UU. The standard is that the filter must capture at least 99.97 percent of the particles at 0.3 microns (. Medical-grade H13 and H14 HEPA filters are commonly used in industries such as pharmaceutical manufacturing, healthcare, and education because they have a higher particle retention rate and these industries have higher safety standards that only H13 and H14 filters can meet. For this purpose, air purifiers with an activated carbon filter along with the HEPA that absorbs VOCs (.

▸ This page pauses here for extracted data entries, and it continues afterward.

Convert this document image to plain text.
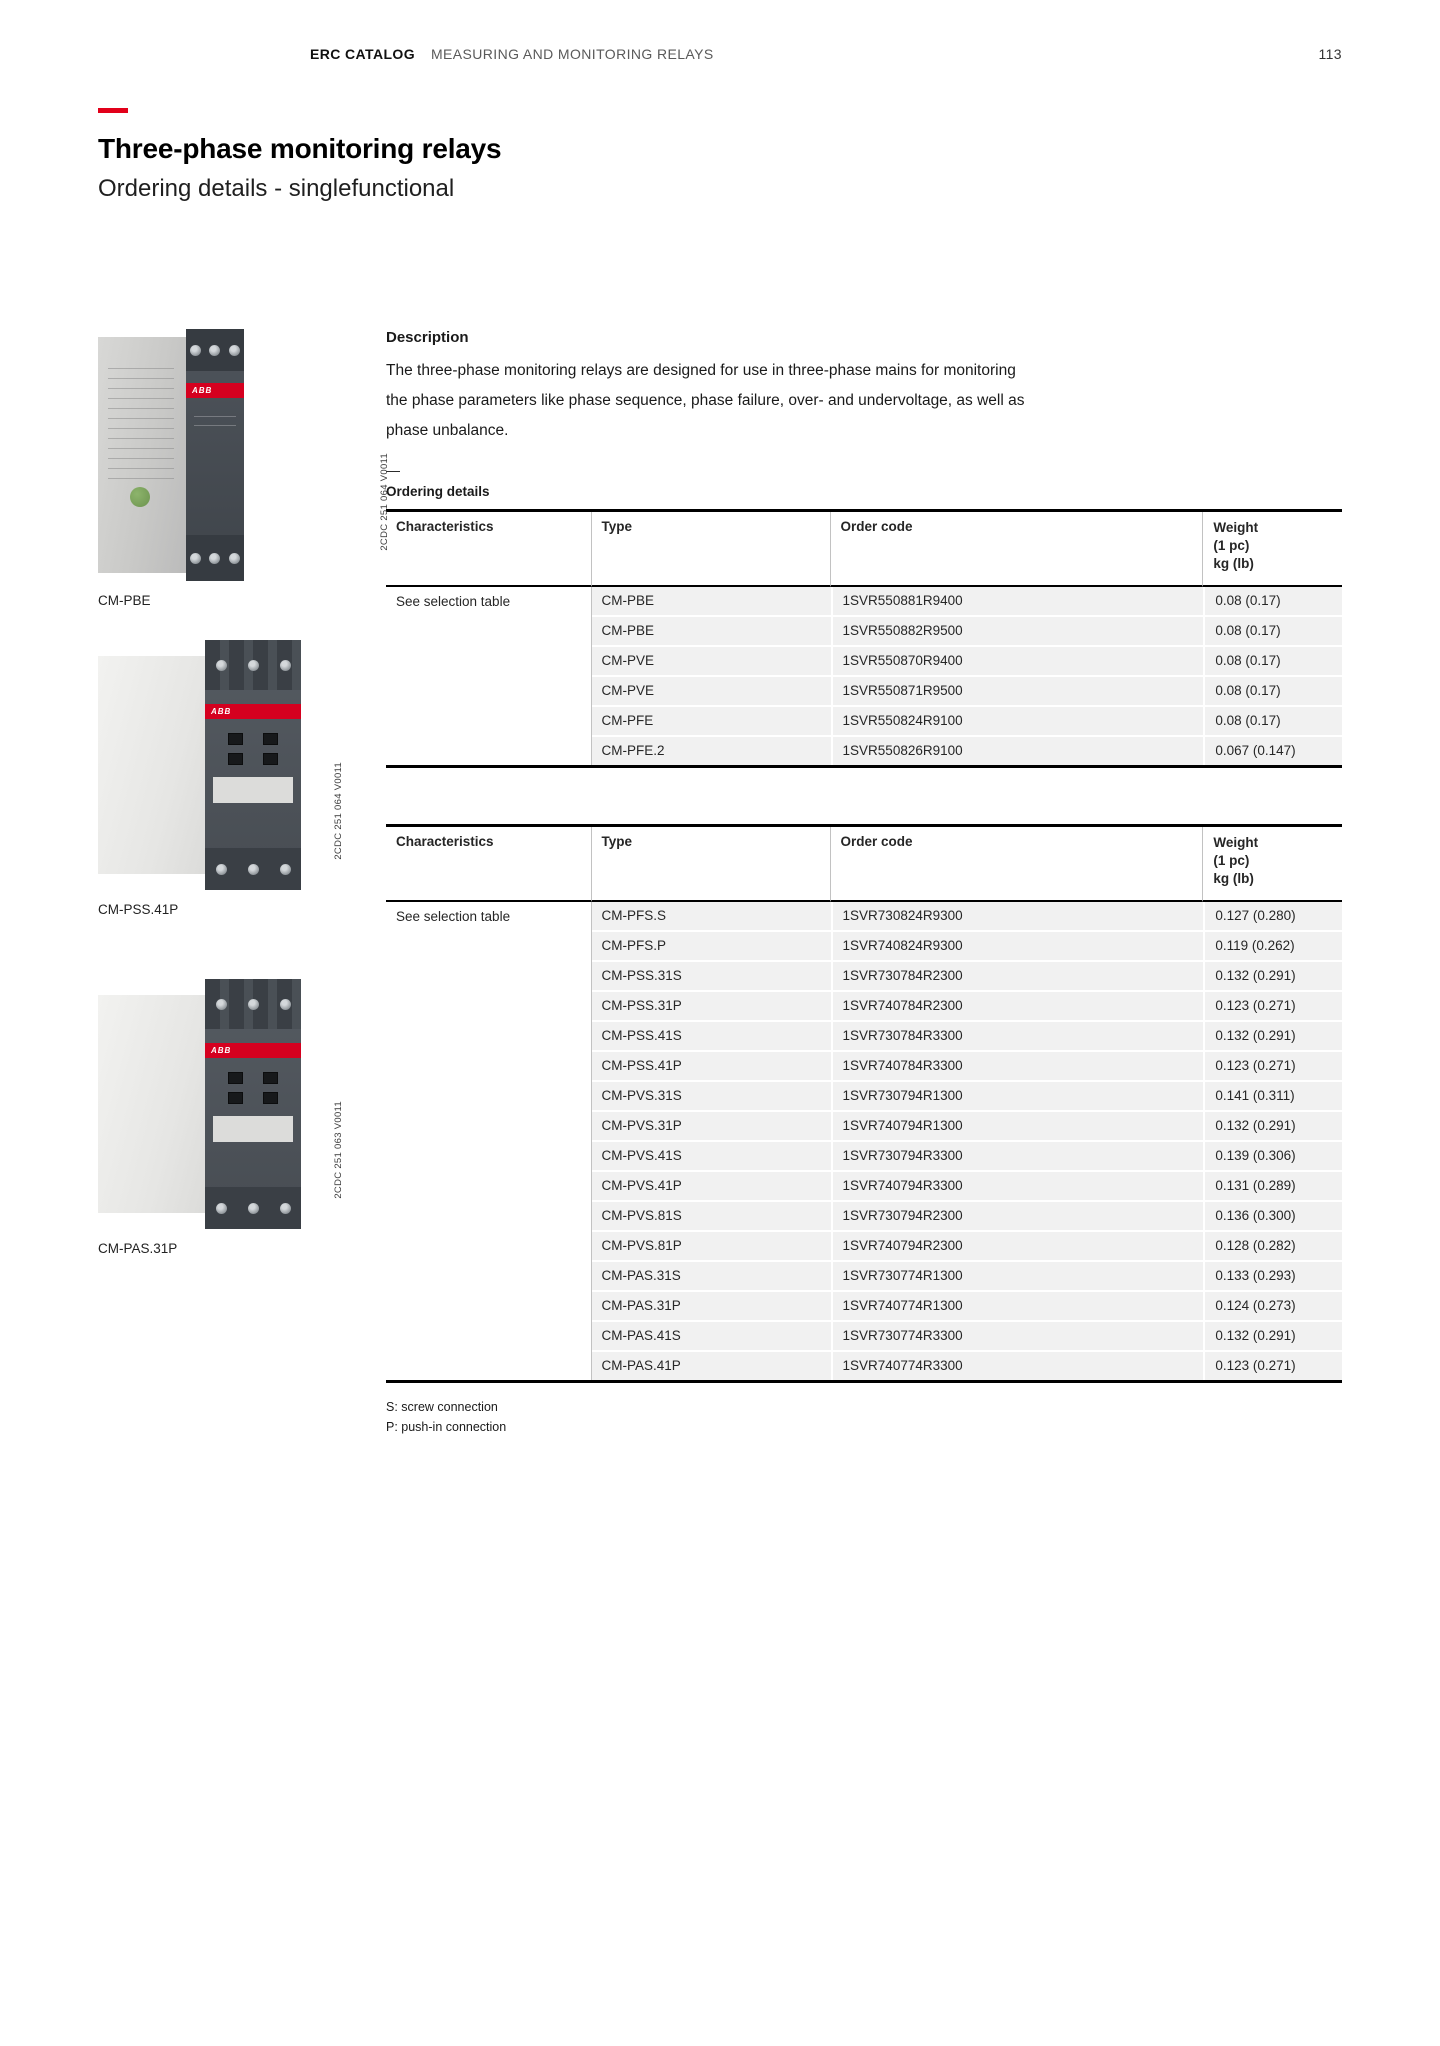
ERC CATALOG MEASURING AND MONITORING RELAYS	113
Three-phase monitoring relays
Ordering details - singlefunctional
ABB
2CDC 251 064 V0011
CM-PBE
ABB
2CDC 251 064 V0011
CM-PSS.41P
ABB
2CDC 251 063 V0011
CM-PAS.31P
Description

The three-phase monitoring relays are designed for use in three-phase mains for monitoring the phase parameters like phase sequence, phase failure, over- and undervoltage, as well as phase unbalance.

—
Ordering details
Characteristics	Type	Order code	Weight
(1 pc)
kg (lb)

See selection table	CM-PBE	1SVR550881R9400	0.08 (0.17)
	CM-PBE	1SVR550882R9500	0.08 (0.17)
	CM-PVE	1SVR550870R9400	0.08 (0.17)
	CM-PVE	1SVR550871R9500	0.08 (0.17)
	CM-PFE	1SVR550824R9100	0.08 (0.17)
	CM-PFE.2	1SVR550826R9100	0.067 (0.147)
Characteristics	Type	Order code	Weight
(1 pc)
kg (lb)

See selection table	CM-PFS.S	1SVR730824R9300	0.127 (0.280)
	CM-PFS.P	1SVR740824R9300	0.119 (0.262)
	CM-PSS.31S	1SVR730784R2300	0.132 (0.291)
	CM-PSS.31P	1SVR740784R2300	0.123 (0.271)
	CM-PSS.41S	1SVR730784R3300	0.132 (0.291)
	CM-PSS.41P	1SVR740784R3300	0.123 (0.271)
	CM-PVS.31S	1SVR730794R1300	0.141 (0.311)
	CM-PVS.31P	1SVR740794R1300	0.132 (0.291)
	CM-PVS.41S	1SVR730794R3300	0.139 (0.306)
	CM-PVS.41P	1SVR740794R3300	0.131 (0.289)
	CM-PVS.81S	1SVR730794R2300	0.136 (0.300)
	CM-PVS.81P	1SVR740794R2300	0.128 (0.282)
	CM-PAS.31S	1SVR730774R1300	0.133 (0.293)
	CM-PAS.31P	1SVR740774R1300	0.124 (0.273)
	CM-PAS.41S	1SVR730774R3300	0.132 (0.291)
	CM-PAS.41P	1SVR740774R3300	0.123 (0.271)
S: screw connection
P: push-in connection
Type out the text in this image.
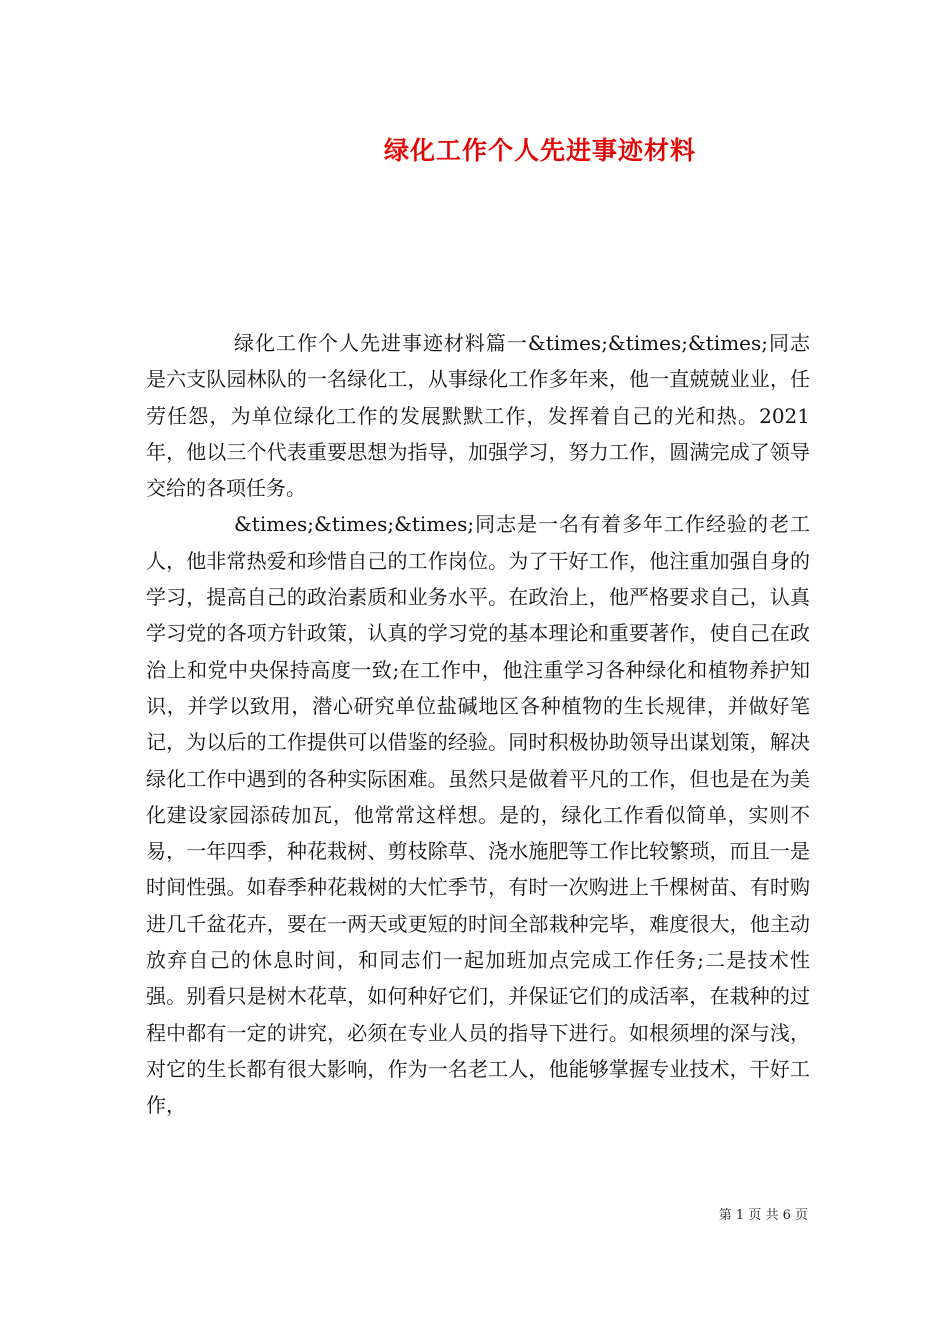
绿化工作个人先进事迹材料

绿化工作个人先进事迹材料篇一&times;&times;&times;同志是六支队园林队的一名绿化工，从事绿化工作多年来，他一直兢兢业业，任劳任怨，为单位绿化工作的发展默默工作，发挥着自己的光和热。2021年，他以三个代表重要思想为指导，加强学习，努力工作，圆满完成了领导交给的各项任务。

&times;&times;&times;同志是一名有着多年工作经验的老工人，他非常热爱和珍惜自己的工作岗位。为了干好工作，他注重加强自身的学习，提高自己的政治素质和业务水平。在政治上，他严格要求自己，认真学习党的各项方针政策，认真的学习党的基本理论和重要著作，使自己在政治上和党中央保持高度一致;在工作中，他注重学习各种绿化和植物养护知识，并学以致用，潜心研究单位盐碱地区各种植物的生长规律，并做好笔记，为以后的工作提供可以借鉴的经验。同时积极协助领导出谋划策，解决绿化工作中遇到的各种实际困难。虽然只是做着平凡的工作，但也是在为美化建设家园添砖加瓦，他常常这样想。是的，绿化工作看似简单，实则不易，一年四季，种花栽树、剪枝除草、浇水施肥等工作比较繁琐，而且一是时间性强。如春季种花栽树的大忙季节，有时一次购进上千棵树苗、有时购进几千盆花卉，要在一两天或更短的时间全部栽种完毕，难度很大，他主动放弃自己的休息时间，和同志们一起加班加点完成工作任务;二是技术性强。别看只是树木花草，如何种好它们，并保证它们的成活率，在栽种的过程中都有一定的讲究，必须在专业人员的指导下进行。如根须埋的深与浅，对它的生长都有很大影响，作为一名老工人，他能够掌握专业技术，干好工作，

第 1 页 共 6 页
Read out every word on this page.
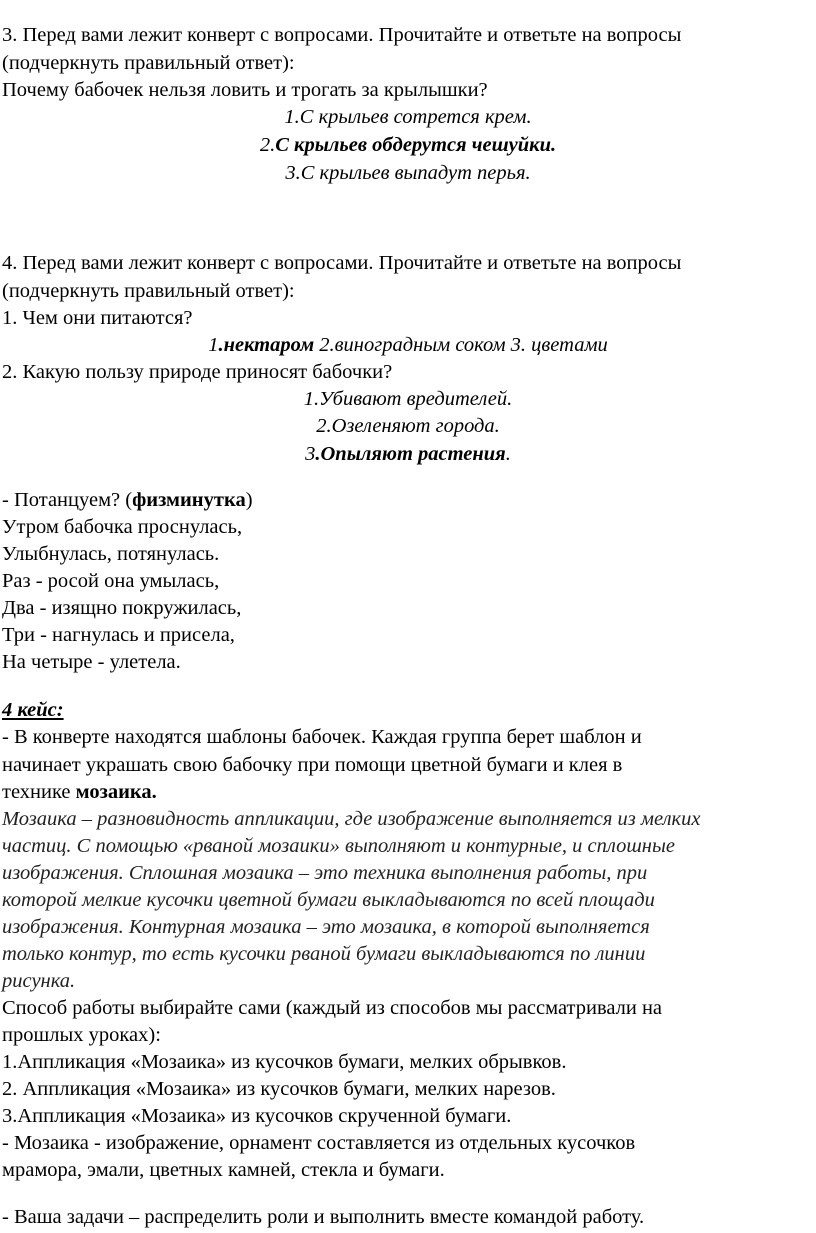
3. Перед вами лежит конверт с вопросами. Прочитайте и ответьте на вопросы
(подчеркнуть правильный ответ):
Почему бабочек нельзя ловить и трогать за крылышки?
1.С крыльев сотрется крем.
2.С крыльев обдерутся чешуйки.
3.С крыльев выпадут перья.
4. Перед вами лежит конверт с вопросами. Прочитайте и ответьте на вопросы
(подчеркнуть правильный ответ):
1. Чем они питаются?
1.нектаром 2.виноградным соком 3. цветами
2. Какую пользу природе приносят бабочки?
1.Убивают вредителей.
2.Озеленяют города.
3.Опыляют растения.
- Потанцуем? (физминутка)
Утром бабочка проснулась,
Улыбнулась, потянулась.
Раз - росой она умылась,
Два - изящно покружилась,
Три - нагнулась и присела,
На четыре - улетела.
4 кейс:
- В конверте находятся шаблоны бабочек. Каждая группа берет шаблон и
начинает украшать свою бабочку при помощи цветной бумаги и клея в
технике мозаика.
Мозаика – разновидность аппликации, где изображение выполняется из мелких
частиц. С помощью «рваной мозаики» выполняют и контурные, и сплошные
изображения. Сплошная мозаика – это техника выполнения работы, при
которой мелкие кусочки цветной бумаги выкладываются по всей площади
изображения. Контурная мозаика – это мозаика, в которой выполняется
только контур, то есть кусочки рваной бумаги выкладываются по линии
рисунка.
Способ работы выбирайте сами (каждый из способов мы рассматривали на
прошлых уроках):
1.Аппликация «Мозаика» из кусочков бумаги, мелких обрывков.
2. Аппликация «Мозаика» из кусочков бумаги, мелких нарезов.
3.Аппликация «Мозаика» из кусочков скрученной бумаги.
- Мозаика - изображение, орнамент составляется из отдельных кусочков
мрамора, эмали, цветных камней, стекла и бумаги.
- Ваша задачи – распределить роли и выполнить вместе командой работу.
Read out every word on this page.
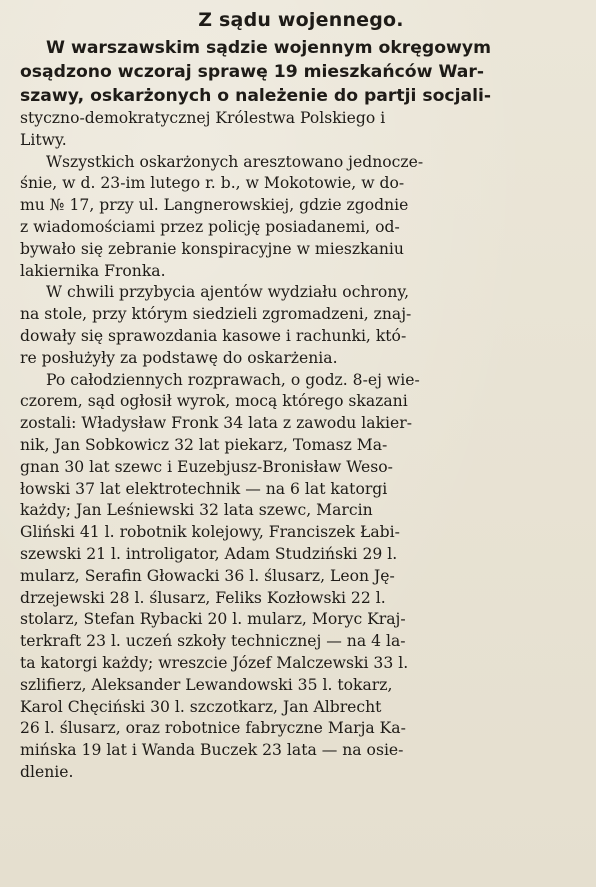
Z sądu wojennego.

W warszawskim sądzie wojennym okręgowym
osądzono wczoraj sprawę 19 mieszkańców War-
szawy, oskarżonych o należenie do partji socjali-

styczno-demokratycznej Królestwa Polskiego i
Litwy.

Wszystkich oskarżonych aresztowano jednocze-
śnie, w d. 23-im lutego r. b., w Mokotowie, w do-
mu № 17, przy ul. Langnerowskiej, gdzie zgodnie
z wiadomościami przez policję posiadanemi, od-
bywało się zebranie konspiracyjne w mieszkaniu
lakiernika Fronka.

W chwili przybycia ajentów wydziału ochrony,
na stole, przy którym siedzieli zgromadzeni, znaj-
dowały się sprawozdania kasowe i rachunki, któ-
re posłużyły za podstawę do oskarżenia.

Po całodziennych rozprawach, o godz. 8-ej wie-
czorem, sąd ogłosił wyrok, mocą którego skazani
zostali: Władysław Fronk 34 lata z zawodu lakier-
nik, Jan Sobkowicz 32 lat piekarz, Tomasz Ma-
gnan 30 lat szewc i Euzebjusz-Bronisław Weso-
łowski 37 lat elektrotechnik — na 6 lat katorgi
każdy; Jan Leśniewski 32 lata szewc, Marcin
Gliński 41 l. robotnik kolejowy, Franciszek Łabi-
szewski 21 l. introligator, Adam Studziński 29 l.
mularz, Serafin Głowacki 36 l. ślusarz, Leon Ję-
drzejewski 28 l. ślusarz, Feliks Kozłowski 22 l.
stolarz, Stefan Rybacki 20 l. mularz, Moryc Kraj-
terkraft 23 l. uczeń szkoły technicznej — na 4 la-
ta katorgi każdy; wreszcie Józef Malczewski 33 l.
szlifierz, Aleksander Lewandowski 35 l. tokarz,
Karol Chęciński 30 l. szczotkarz, Jan Albrecht
26 l. ślusarz, oraz robotnice fabryczne Marja Ka-
mińska 19 lat i Wanda Buczek 23 lata — na osie-
dlenie.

To keep your air cleaner as efficient as possible, old HEPA filters should be replaced regularly with new, clean ones. Particles smaller than 0.3 microns are small enough to pass through the filter, but due to their movement patterns, they hit the HEPA filter fibers and adhere to them before being released into the room with the filtered air. You're likely to find microns when learning about HEPA filters or researching devices such as air purifiers. Below you can learn more about the meaning of HEPA filters, their uses and their effectiveness to understand why this air purification system is the best for your business.
Normal HEPA filters can normally only filter particles of 0.3 microns or larger; in contrast, HEPA filters 13 manage to filter 99.95% of particles as small as 0.1 microns in size. If you want your air purifier to be effective in fighting COVID, you need an air purifier with a medical grade HEPA filter installed.